Setelah
Dul Dipulangkan, Lalu Apa?
Reza Indragiri Amriel ;
Alumnus Psikologi Forensik The University of Melbourne, Anggota
World Society of Victimology
|
JAWA
POS, 18 Juli 2014
’’Kenapa Dul nakal, ya karena bapaknya
nakal’’ (Ahmad Dhani, 16-7-2014).
PUTUSAN
majelis hakim yang menyidang ’’D’’, putra selebriti yang telah menewaskan
sekian korban jiwa dan beberapa lainnya terluka dalam kecelakaan lalu lintas
sudah tepat. ’’D’’ divonis bersalah dan diberi ganjaran berupa dikembalikan
ke orang tuanya.
Kendati
melegakan bagi ’’D’’ dan orang tuanya, sanksi yang berwarna restorative justice itu sesungguhnya
patut disimak dengan kepala tertunduk. Pasalnya, dengan mengembalikan anak ke
keluarga atau orang tuanya, hukum telah memosisikan bahwa bukan hanya anak
yang bermasalah. Orang tua, dengan hukuman sedemikian rupa, dianggap sebagai
bagian dari masalah sehingga harus mempertanggungjawabkan perbuatan si anak.
Di
situlah kekhususan yang memang sudah sepatutnya diadakan dalam
persidangan-persidangan yang menempatkan anak sebagai pihak yang berhadapan
dengan hukum. Begitu pula dalam kasus ’’D’’, dia sewajarnya dijatuhi ganjaran
sedemikian rupa karena –setidaknya– tiga alasan. Pertama, penghukuman yang
menyakitkan (punitive) niscaya
tidak akan berefek positif bagi modifikasi tabiat dan tindak tanduk anak.

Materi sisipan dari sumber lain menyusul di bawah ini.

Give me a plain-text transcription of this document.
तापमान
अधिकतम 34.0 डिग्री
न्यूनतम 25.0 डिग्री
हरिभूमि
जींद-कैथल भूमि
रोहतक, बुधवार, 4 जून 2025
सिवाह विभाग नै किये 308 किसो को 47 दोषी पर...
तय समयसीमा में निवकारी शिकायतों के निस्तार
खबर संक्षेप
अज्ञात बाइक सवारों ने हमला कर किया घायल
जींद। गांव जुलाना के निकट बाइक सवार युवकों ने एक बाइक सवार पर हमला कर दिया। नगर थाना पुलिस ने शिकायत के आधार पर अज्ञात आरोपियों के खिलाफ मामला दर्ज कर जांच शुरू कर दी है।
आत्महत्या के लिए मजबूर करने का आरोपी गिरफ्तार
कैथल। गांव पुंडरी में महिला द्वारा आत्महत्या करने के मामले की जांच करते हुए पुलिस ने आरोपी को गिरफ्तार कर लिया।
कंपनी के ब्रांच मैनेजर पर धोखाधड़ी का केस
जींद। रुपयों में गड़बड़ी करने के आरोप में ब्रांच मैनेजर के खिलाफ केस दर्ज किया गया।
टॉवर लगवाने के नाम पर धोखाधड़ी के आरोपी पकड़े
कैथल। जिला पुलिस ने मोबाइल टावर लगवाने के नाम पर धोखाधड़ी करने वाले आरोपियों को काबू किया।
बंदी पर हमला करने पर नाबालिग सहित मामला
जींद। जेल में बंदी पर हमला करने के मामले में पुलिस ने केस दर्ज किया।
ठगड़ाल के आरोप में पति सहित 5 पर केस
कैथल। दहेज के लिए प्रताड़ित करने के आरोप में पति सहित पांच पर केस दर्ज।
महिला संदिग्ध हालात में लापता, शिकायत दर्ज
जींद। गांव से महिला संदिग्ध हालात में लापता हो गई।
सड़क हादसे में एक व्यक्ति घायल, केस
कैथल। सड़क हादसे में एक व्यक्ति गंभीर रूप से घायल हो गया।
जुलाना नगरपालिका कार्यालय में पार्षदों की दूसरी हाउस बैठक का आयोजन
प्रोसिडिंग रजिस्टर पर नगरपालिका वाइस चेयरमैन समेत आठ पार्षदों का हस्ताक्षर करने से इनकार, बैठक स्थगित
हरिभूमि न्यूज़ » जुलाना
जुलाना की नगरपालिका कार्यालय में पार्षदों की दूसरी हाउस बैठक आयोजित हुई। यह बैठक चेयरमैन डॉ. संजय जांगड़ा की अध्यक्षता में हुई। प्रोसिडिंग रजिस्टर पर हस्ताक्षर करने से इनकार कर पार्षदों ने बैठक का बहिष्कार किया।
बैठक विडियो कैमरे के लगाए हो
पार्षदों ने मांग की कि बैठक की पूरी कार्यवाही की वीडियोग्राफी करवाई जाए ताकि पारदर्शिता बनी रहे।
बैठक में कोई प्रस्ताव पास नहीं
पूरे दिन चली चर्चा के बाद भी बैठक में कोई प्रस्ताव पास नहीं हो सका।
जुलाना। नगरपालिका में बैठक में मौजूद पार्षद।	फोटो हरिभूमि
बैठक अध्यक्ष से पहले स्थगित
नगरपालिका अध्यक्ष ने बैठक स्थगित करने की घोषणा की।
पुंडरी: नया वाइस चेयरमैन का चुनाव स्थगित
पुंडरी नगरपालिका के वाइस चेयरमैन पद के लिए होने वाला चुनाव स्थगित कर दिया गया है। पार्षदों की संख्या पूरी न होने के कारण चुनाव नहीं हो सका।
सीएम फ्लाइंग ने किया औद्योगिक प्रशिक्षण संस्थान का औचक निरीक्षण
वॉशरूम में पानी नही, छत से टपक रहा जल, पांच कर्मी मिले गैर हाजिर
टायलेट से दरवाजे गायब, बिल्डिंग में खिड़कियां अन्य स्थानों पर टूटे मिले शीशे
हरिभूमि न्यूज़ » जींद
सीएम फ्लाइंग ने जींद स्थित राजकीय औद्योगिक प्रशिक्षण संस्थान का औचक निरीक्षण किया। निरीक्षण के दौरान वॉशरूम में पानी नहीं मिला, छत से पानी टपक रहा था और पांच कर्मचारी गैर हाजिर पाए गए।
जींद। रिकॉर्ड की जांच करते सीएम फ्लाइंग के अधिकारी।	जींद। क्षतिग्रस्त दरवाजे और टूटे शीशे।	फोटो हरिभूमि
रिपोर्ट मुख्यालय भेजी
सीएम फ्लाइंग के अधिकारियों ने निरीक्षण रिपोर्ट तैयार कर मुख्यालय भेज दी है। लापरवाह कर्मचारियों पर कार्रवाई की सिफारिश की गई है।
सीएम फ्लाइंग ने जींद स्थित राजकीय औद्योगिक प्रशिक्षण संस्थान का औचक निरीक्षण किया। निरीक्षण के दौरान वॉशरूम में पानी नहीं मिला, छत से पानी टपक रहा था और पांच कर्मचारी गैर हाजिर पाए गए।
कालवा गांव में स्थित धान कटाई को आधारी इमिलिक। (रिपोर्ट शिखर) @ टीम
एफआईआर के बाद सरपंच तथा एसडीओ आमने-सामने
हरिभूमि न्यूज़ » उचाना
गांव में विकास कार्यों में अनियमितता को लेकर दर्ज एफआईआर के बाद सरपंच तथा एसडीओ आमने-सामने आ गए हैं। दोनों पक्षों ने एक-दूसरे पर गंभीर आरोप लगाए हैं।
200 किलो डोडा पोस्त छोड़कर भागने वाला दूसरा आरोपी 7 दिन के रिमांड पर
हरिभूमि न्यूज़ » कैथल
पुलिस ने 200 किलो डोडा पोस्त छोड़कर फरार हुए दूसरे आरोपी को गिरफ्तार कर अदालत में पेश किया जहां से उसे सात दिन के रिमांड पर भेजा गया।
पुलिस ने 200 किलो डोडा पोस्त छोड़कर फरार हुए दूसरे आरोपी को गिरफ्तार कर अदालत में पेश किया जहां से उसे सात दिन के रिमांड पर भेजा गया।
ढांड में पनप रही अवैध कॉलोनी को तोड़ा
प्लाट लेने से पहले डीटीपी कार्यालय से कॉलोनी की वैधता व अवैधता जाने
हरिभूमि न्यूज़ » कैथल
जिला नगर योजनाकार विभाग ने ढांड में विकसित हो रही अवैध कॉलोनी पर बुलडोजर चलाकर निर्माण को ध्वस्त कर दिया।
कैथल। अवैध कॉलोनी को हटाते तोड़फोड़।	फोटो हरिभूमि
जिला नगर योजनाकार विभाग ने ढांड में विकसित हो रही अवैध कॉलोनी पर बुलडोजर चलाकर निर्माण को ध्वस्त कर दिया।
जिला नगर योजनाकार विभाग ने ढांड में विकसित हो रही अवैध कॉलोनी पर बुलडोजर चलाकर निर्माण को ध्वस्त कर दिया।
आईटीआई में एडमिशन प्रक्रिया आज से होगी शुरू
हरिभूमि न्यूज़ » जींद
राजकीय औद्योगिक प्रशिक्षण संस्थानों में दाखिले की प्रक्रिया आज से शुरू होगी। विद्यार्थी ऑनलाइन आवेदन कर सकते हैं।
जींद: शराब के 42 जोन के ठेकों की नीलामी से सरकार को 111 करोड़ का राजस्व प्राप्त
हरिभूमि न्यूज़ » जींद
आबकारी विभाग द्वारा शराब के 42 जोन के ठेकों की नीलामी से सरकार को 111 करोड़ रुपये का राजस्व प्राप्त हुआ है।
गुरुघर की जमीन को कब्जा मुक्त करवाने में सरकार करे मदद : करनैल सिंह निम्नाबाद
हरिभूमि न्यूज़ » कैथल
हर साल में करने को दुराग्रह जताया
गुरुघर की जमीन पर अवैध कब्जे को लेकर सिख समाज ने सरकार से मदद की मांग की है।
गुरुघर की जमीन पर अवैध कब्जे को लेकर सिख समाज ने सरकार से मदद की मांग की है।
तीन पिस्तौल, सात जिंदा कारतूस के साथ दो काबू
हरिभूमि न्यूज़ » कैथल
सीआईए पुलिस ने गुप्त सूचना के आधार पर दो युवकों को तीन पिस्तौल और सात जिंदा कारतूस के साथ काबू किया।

Kedua, keluarga diasumsikan tempat belajar paling ideal bagi anak, termasuk
belajar ulang tentang kepatuhan pada aturan. Ketiga, relasi antara pelaku
(anak) dan keluarga korban telah terbangun sedemikian positif. Bagi anak,
situasi tersebut perlu terus dipelihara demi berlanjutnya pemulihan kondisi
korban dan keluarganya serta pembenahan perilaku si pelaku (’’D’’) sendiri.
Pertanyaan
yang belum terjawab sebagai implikasi putusan hakim adalah bagaimana proses
belajar ulang di lingkungan keluarga akan berlangsung?
Karena
putusan hakim menempatkan ’’D’’ dan orang tuanya sebagai pihak yang sama-sama
bermasalah, intervensi psikoedukatif semestinya tidak difokuskan sebatas pada
diri ’’D’’. Secara komprehensif dan simultan, patut pula diselenggarakan
program edukasi ulang bagi orang tua ’’D’’. Penanganan yang dilakukan secara
parsial tidak akan memadai bagi proses perubahan pada diri ’’D’’. Apalagi sekian
banyak teori menekankan peran orang tua sebagai acuan bagi anak dalam
berperilaku patuh terhadap norma sehingga begitu krusialnya harapan akan
membaiknya budi pekerti ’’D’’ juga bertitik tolak pada fungsi orang tua
sebagai sosok panutan. Jadi, alih-alih pendekatan yang tertuju pada individu
semata, lebih tepat jika diadakan intervensi berbasis keluarga.
Guna
memastikan bahwa program penanganan menyeluruh itu terlaksana dengan baik,
dibutuhkan supervisi teratur oleh pihak yang kompeten. Atas dasar itulah, ke
depan, putusan-putusan hakim yang mengembalikan anak ke orang tua perlu
dilengkapi dengan perintah kepada otoritas terkait agar menjalankan peran
penyeliaan terhadap anak dan keluarganya.
Otoritas
yang paling patut menerima perintah hakim itu, hemat saya, adalah Komisi
Penanggulangan Anak Indonesia (KPAI). KPAI selanjutnya berkoordinasi dengan
institusi-institusi kemasyarakatan selaku pelaksana peran supervisi sekaligus
edukasi tersebut. Manakala dibutuhkan, cakupan pihak yang dibina juga dapat diperluas.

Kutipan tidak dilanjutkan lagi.